Costa Rica’s Campylorhynchus Cousin to Arizona’s State Bird

Costa Rica's Rufous-naped Wren (photo by the author)

For a North American birder, a month in Panama and Costa Rica is almost overwhelming.  Exotic birds are ubiquitous, and although shades of brown and rufous are predominant (more on that later), hundreds of birds sport breathtaking color combinations.  Both countries have documented more species than the U.S. and Canada combined, all the more remarkable considering their limited territory.  Costa Rica is regularly compared in size to West Virginia, but if you’re a Mountaineer visiting this Central American country, you’ll feel like Dorothy in Oz.

It’s not that you won’t find a familiar bird, especially in winter when many North American species head south like snowbirds.  In spite of many trips to Washington, D.C., we saw our first Baltimore Oriole in Costa Rica seven years ago, and again more of them on this 31-day trip that ended last Friday.  We also recognized old friends like Yellow Warblers, and enjoyed birds not typically found in Arizona, like Bay-breasted Warblers.  Still, it’s hard to concentrate on these discoveries when the same flowering poro tree holds four Montezuma Oropendulas, a Buff-throated Saltator, a Blue-crowned Motmot and five tanagers you’ve never heard of.

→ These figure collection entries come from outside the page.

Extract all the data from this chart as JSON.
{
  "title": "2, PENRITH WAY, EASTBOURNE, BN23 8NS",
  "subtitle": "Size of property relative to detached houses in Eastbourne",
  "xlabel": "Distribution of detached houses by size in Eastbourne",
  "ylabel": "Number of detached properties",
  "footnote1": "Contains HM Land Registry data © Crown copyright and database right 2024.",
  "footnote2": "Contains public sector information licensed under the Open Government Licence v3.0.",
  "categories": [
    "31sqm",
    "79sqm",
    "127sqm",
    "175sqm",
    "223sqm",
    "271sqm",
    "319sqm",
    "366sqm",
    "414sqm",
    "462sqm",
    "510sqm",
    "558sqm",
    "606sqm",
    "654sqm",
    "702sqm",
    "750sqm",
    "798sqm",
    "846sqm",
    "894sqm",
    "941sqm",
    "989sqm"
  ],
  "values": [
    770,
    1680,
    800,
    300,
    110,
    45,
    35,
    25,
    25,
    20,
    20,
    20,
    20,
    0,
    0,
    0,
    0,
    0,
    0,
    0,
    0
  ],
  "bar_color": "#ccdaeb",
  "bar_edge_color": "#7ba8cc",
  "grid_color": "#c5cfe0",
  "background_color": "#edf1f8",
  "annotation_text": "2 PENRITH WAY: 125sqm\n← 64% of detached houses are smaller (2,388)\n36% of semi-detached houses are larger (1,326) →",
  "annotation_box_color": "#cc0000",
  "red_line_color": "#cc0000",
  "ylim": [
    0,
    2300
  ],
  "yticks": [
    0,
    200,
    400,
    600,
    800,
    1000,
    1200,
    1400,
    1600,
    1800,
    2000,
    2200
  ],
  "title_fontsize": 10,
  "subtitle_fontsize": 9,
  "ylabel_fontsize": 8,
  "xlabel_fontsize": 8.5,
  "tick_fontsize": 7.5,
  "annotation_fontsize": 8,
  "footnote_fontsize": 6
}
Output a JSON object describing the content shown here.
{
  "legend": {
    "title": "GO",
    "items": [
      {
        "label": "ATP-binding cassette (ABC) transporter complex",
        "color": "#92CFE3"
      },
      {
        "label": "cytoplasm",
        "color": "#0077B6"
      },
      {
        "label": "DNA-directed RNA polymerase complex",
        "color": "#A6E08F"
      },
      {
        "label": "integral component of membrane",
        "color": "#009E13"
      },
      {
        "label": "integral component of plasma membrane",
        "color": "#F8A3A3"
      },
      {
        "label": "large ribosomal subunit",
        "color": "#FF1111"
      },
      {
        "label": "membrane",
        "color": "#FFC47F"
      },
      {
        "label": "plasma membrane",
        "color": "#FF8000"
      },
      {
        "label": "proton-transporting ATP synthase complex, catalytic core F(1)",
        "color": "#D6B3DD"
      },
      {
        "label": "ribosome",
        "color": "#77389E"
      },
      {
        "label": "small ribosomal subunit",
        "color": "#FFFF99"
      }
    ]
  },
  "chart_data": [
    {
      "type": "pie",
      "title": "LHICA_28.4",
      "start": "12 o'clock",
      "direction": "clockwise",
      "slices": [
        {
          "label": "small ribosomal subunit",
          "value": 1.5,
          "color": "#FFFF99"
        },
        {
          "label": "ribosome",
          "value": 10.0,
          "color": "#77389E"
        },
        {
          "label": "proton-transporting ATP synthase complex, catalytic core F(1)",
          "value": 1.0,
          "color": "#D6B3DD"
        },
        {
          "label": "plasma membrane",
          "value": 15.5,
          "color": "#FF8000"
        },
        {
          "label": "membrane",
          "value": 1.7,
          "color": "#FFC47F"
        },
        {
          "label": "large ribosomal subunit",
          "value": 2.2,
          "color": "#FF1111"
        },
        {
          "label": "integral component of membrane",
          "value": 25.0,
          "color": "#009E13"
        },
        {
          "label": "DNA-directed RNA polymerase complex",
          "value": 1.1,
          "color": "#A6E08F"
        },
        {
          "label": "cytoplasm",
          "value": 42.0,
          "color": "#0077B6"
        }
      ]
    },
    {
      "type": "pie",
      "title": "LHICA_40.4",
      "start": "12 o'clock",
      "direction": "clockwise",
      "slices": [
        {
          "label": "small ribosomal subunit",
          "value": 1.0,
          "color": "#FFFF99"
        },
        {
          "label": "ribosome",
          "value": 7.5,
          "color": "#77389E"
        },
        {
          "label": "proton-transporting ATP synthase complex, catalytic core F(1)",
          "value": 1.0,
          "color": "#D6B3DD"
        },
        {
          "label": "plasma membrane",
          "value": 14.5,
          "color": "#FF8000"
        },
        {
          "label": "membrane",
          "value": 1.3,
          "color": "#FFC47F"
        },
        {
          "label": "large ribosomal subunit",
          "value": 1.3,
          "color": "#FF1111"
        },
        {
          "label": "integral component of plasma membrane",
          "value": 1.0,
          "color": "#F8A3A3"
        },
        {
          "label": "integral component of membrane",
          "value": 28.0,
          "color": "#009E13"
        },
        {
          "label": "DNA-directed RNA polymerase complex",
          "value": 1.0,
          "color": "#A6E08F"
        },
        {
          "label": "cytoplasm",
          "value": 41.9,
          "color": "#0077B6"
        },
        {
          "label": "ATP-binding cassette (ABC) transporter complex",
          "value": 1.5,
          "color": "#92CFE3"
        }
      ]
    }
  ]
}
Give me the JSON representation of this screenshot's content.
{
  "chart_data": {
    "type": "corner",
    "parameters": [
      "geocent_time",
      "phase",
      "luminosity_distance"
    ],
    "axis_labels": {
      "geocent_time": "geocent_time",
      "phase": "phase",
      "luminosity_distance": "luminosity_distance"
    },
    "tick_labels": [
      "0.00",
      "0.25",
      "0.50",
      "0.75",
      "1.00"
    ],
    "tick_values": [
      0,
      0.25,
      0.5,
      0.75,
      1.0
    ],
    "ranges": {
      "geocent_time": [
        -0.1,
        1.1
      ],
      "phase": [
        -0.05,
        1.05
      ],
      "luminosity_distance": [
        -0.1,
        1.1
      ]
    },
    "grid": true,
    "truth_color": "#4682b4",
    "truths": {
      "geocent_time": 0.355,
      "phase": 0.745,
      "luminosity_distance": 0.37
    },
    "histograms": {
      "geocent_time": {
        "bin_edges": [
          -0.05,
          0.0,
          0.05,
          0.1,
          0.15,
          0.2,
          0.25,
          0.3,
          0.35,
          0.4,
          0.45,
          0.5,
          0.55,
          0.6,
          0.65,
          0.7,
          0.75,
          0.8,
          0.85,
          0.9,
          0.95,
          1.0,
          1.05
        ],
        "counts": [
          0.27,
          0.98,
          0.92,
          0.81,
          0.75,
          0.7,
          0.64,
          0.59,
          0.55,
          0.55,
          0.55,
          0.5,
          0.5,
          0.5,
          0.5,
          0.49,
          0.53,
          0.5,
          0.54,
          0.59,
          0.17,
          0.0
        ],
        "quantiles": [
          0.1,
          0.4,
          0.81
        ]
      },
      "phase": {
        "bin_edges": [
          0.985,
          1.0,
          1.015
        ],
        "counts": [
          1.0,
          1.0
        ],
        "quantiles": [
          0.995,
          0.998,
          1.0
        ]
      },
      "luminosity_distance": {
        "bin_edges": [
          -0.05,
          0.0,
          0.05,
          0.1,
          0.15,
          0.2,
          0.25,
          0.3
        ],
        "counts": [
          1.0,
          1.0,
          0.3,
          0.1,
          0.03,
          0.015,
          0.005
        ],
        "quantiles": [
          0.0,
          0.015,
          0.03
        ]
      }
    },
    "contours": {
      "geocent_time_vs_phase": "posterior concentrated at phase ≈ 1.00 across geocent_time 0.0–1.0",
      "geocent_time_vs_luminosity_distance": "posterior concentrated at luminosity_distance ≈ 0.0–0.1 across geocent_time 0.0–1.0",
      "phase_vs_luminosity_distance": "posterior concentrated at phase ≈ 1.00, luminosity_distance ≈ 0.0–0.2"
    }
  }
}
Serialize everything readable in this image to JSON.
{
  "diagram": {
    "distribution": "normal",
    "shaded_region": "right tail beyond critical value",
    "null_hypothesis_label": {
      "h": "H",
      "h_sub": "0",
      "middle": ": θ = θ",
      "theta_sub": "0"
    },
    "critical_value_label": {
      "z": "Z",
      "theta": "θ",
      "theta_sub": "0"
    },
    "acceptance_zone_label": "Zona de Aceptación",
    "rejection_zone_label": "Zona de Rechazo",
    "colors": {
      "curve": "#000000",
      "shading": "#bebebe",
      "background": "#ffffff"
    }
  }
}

With this in mind, you might imagine my surprise one morning, having breakfast outside at Hacienda Baru on Costa Rica’s Pacific coast, when what looked like a Cactus Wren, Arizona’s state bird, landed four feet away.  The bird was quickly followed by an identical mate, both large, brash and chattering, just like my yard wrens.  They showed the same eye stripe, crown, big bill, wing patterns and tail as Cactus Wrens, but a second look showed they had differences, too.  For one, their breast was white, not spotted like the Cactus Wren, and their shoulders were feathered in a beautiful reddish brown.  In addition, although they chattered like our Cactus Wrens, they also sang melodiously, something our quacking wrens never do.  They were inquisitive, posed for pictures and raided the tables for scraps, behavior so much like our birds that my curiosity was sparked.

A quick look at the Costa Rican field guide confirmed a suspicion:  The bird, a Rufous-naped Wren, belonged to the same genus as our Cactus Wren, Campylorhynchus.  Little wonder I was fooled; they are cousins, and as the saying goes, the apple doesn’t fall far from the tree.

The Rufous-naped Wren's Cousin, Arizona's State Bird, the Cactus Wren

I’m not sure how many wrens are found in Costa Rica.  Figuring this out is not as easy as you might think.  There are 26 wrens listed in Stiles and Skutch’s definitive guide, but also there are variations we aren’t used to in the U.S.  There are wrenthrushes, wood-wrens, antwrens, gnatwrens and probably a few more I missed.  For a traveler missing his state bird, though, the Rufous-naped was my favorite.